The main learning points that I have taken away from this activity is to be prepared and stay calm during interviews.

Jude Too Soon Yee said...

Interviews are like singing. Why so one might ask. Having never experienced an interview before, I have never thought there would be a million things to take note of during the process of it all. Some people simply shrug it off by saying you just need loads of confidence and you are bound to do well.

Personally, I believe that is inaccurate. A fine line seperates confidence and arrogance. Moreover, you might be confident about the wrong things. Ever watched American Idol when the singer can be completely tone-deaf and they 'believe' that they are the best singer in the world. They might never realize that until they actually listen to themselves on record. Similarly, you might 'believe' that you are confident during an interview amongst other thoughts but all that matters in the end is still the message that you send to the interviewer. Personally, I need practice and practice makes perfect. ALthough Brad might not think rehearsing is the best way to do it, I still think I need a lot more experience in interviews and experience is also another form of practice.


Brad Blackstone said...

Thanks, guys, for all the comments. Your perspectives are very interesting. I'm glad that you found value in the mock interviews. As they say, there is no substitute for experience. The interview experience in our class session, even though it was simply with classmates, has proven time and again to put students to the test, both as interviewers and interviewees. I was glad to witness such an amazing effort made by so many of you, all for the sake of challenging yourselves. Thanks a million!

Shi Ting said...

First of all, I was surprised about the diverse of the job scope that you had gone for interviews.
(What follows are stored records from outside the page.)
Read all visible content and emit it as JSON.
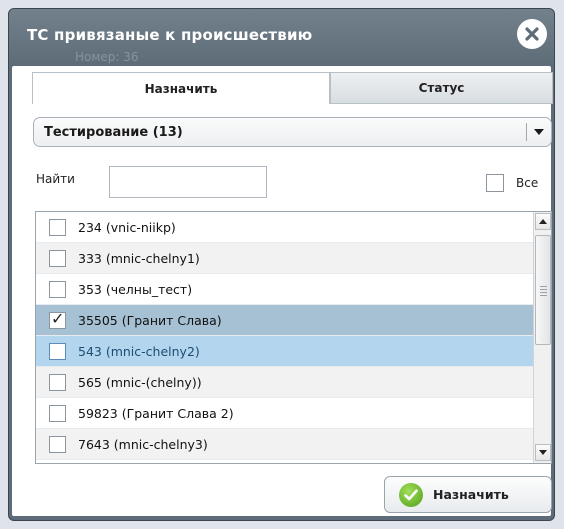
{
  "dialog": {
    "title": "ТС привязаные к происшествию",
    "background_text": "Номер:   36",
    "close_icon": "close-icon"
  },
  "tabs": [
    {
      "label": "Назначить",
      "active": true
    },
    {
      "label": "Статус",
      "active": false
    }
  ],
  "group_select": {
    "value": "Тестирование (13)"
  },
  "search": {
    "label": "Найти",
    "value": ""
  },
  "select_all": {
    "label": "Все",
    "checked": false
  },
  "vehicles": [
    {
      "label": "234 (vnic-niikp)",
      "checked": false,
      "state": "normal"
    },
    {
      "label": "333 (mnic-chelny1)",
      "checked": false,
      "state": "alt"
    },
    {
      "label": "353 (челны_тест)",
      "checked": false,
      "state": "normal"
    },
    {
      "label": "35505 (Гранит Слава)",
      "checked": true,
      "state": "selected"
    },
    {
      "label": "543 (mnic-chelny2)",
      "checked": false,
      "state": "hover"
    },
    {
      "label": "565 (mnic-(chelny))",
      "checked": false,
      "state": "alt"
    },
    {
      "label": "59823 (Гранит Слава 2)",
      "checked": false,
      "state": "normal"
    },
    {
      "label": "7643 (mnic-chelny3)",
      "checked": false,
      "state": "alt"
    }
  ],
  "footer": {
    "assign_label": "Назначить"
  },
  "colors": {
    "titlebar": "#5f6d79",
    "selected_row": "#a6c0d4",
    "hover_row": "#b3d6ee",
    "ok_icon": "#4f9f1a"
  }
}
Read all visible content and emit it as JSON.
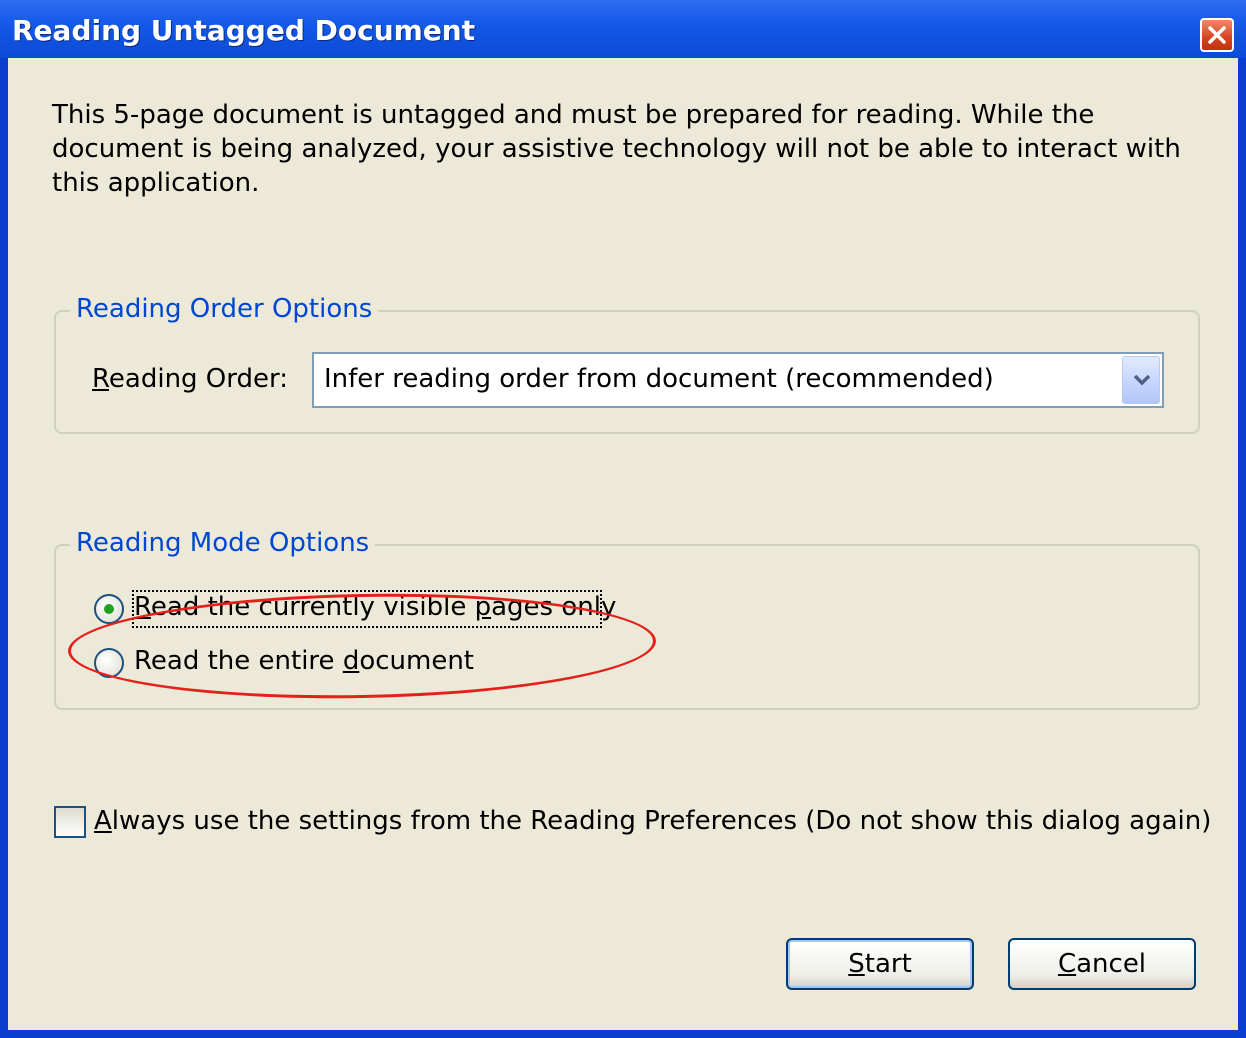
{
  "window": {
    "title": "Reading Untagged Document",
    "close_icon": "close-icon"
  },
  "message": "This 5-page document is untagged and must be prepared for reading. While the document is being analyzed, your assistive technology will not be able to interact with this application.",
  "reading_order_group": {
    "legend": "Reading Order Options",
    "label_accel": "R",
    "label_rest": "eading Order:",
    "combo_value": "Infer reading order from document (recommended)"
  },
  "reading_mode_group": {
    "legend": "Reading Mode Options",
    "option1_accel": "R",
    "option1_rest": "ead the currently visible ",
    "option1_accel2": "p",
    "option1_rest2": "ages only",
    "option2_pre": "Read the entire ",
    "option2_accel": "d",
    "option2_rest": "ocument",
    "selected": "option1"
  },
  "checkbox": {
    "accel": "A",
    "rest": "lways use the settings from the Reading Preferences (Do not show this dialog again)",
    "checked": false
  },
  "buttons": {
    "start_accel": "S",
    "start_rest": "tart",
    "cancel_accel": "C",
    "cancel_rest": "ancel"
  },
  "colors": {
    "titlebar": "#0b4ad6",
    "legend": "#0046d5",
    "highlight_ellipse": "#e5201b"
  }
}
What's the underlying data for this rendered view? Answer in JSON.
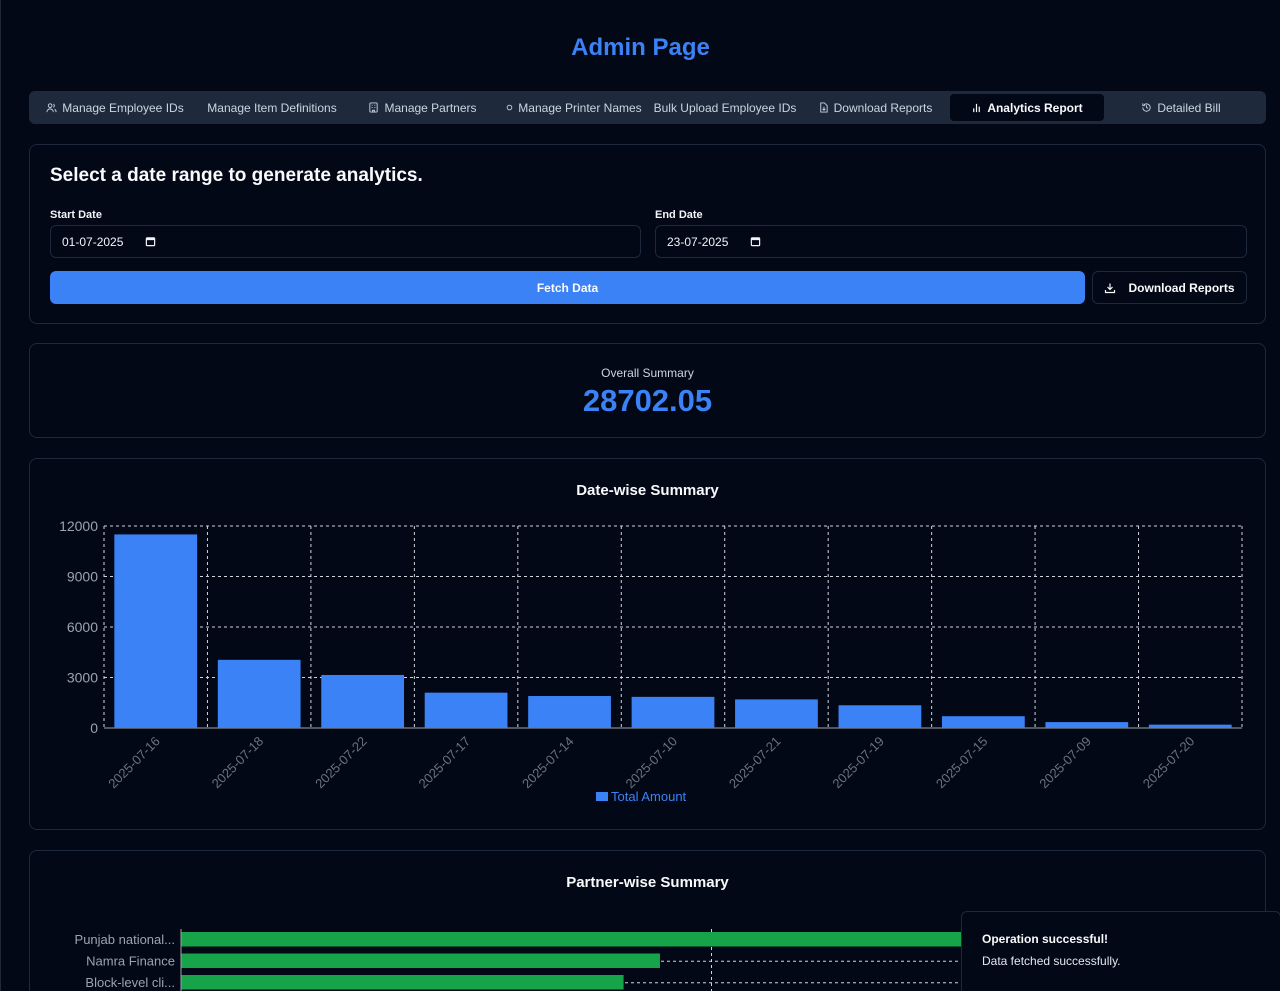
{
  "page": {
    "title": "Admin Page"
  },
  "tabs": [
    {
      "label": "Manage Employee IDs",
      "icon": "users-icon",
      "active": false
    },
    {
      "label": "Manage Item Definitions",
      "icon": "",
      "active": false
    },
    {
      "label": "Manage Partners",
      "icon": "building-icon",
      "active": false
    },
    {
      "label": "Manage Printer Names",
      "icon": "dot-icon",
      "active": false
    },
    {
      "label": "Bulk Upload Employee IDs",
      "icon": "",
      "active": false
    },
    {
      "label": "Download Reports",
      "icon": "file-download-icon",
      "active": false
    },
    {
      "label": "Analytics Report",
      "icon": "bar-chart-icon",
      "active": true
    },
    {
      "label": "Detailed Bill",
      "icon": "history-icon",
      "active": false
    }
  ],
  "range": {
    "heading": "Select a date range to generate analytics.",
    "start_label": "Start Date",
    "start_value": "01-07-2025",
    "end_label": "End Date",
    "end_value": "23-07-2025",
    "fetch_label": "Fetch Data",
    "download_label": "Download Reports"
  },
  "summary": {
    "label": "Overall Summary",
    "value": "28702.05"
  },
  "chart_data": [
    {
      "type": "bar",
      "title": "Date-wise Summary",
      "categories": [
        "2025-07-16",
        "2025-07-18",
        "2025-07-22",
        "2025-07-17",
        "2025-07-14",
        "2025-07-10",
        "2025-07-21",
        "2025-07-19",
        "2025-07-15",
        "2025-07-09",
        "2025-07-20"
      ],
      "series": [
        {
          "name": "Total Amount",
          "values": [
            11500,
            4050,
            3150,
            2100,
            1900,
            1850,
            1700,
            1350,
            700,
            350,
            200
          ]
        }
      ],
      "ylim": [
        0,
        12000
      ],
      "yticks": [
        0,
        3000,
        6000,
        9000,
        12000
      ],
      "grid": true,
      "legend": "bottom",
      "color": "#3b82f6"
    },
    {
      "type": "bar",
      "orientation": "horizontal",
      "title": "Partner-wise Summary",
      "categories": [
        "Punjab national...",
        "Namra Finance",
        "Block-level cli..."
      ],
      "values": [
        16500,
        7900,
        7300
      ],
      "grid": true,
      "color": "#16a34a"
    }
  ],
  "toast": {
    "title": "Operation successful!",
    "message": "Data fetched successfully."
  }
}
Anyway, even after so many weeks and days, I felt that I can still distinctively describe what was happening during that mock interview, which you had arranged. For example, Lalitha’s stern look, the questions that were asked, and the nervousness I was going through before entering the classroom, I can still remember them clearly in my mind.

I believed that this mock interview had provided us a great opportunity to practice on our interview skills. Especially the no smiling part, it helped me to foresee what was going to happen to me if I were to meet this kind of interviewers. As up till now, the interviewers that I had met were smiling at all times and very friendly. So this was really a great experience for me.

In conclusion, I had learnt a lot from this mock interview.

Shi Ting

Bev said...

How funny, I just helped out with mock interviews at our church job seeking networking group...
Guess I should have read your blog first!!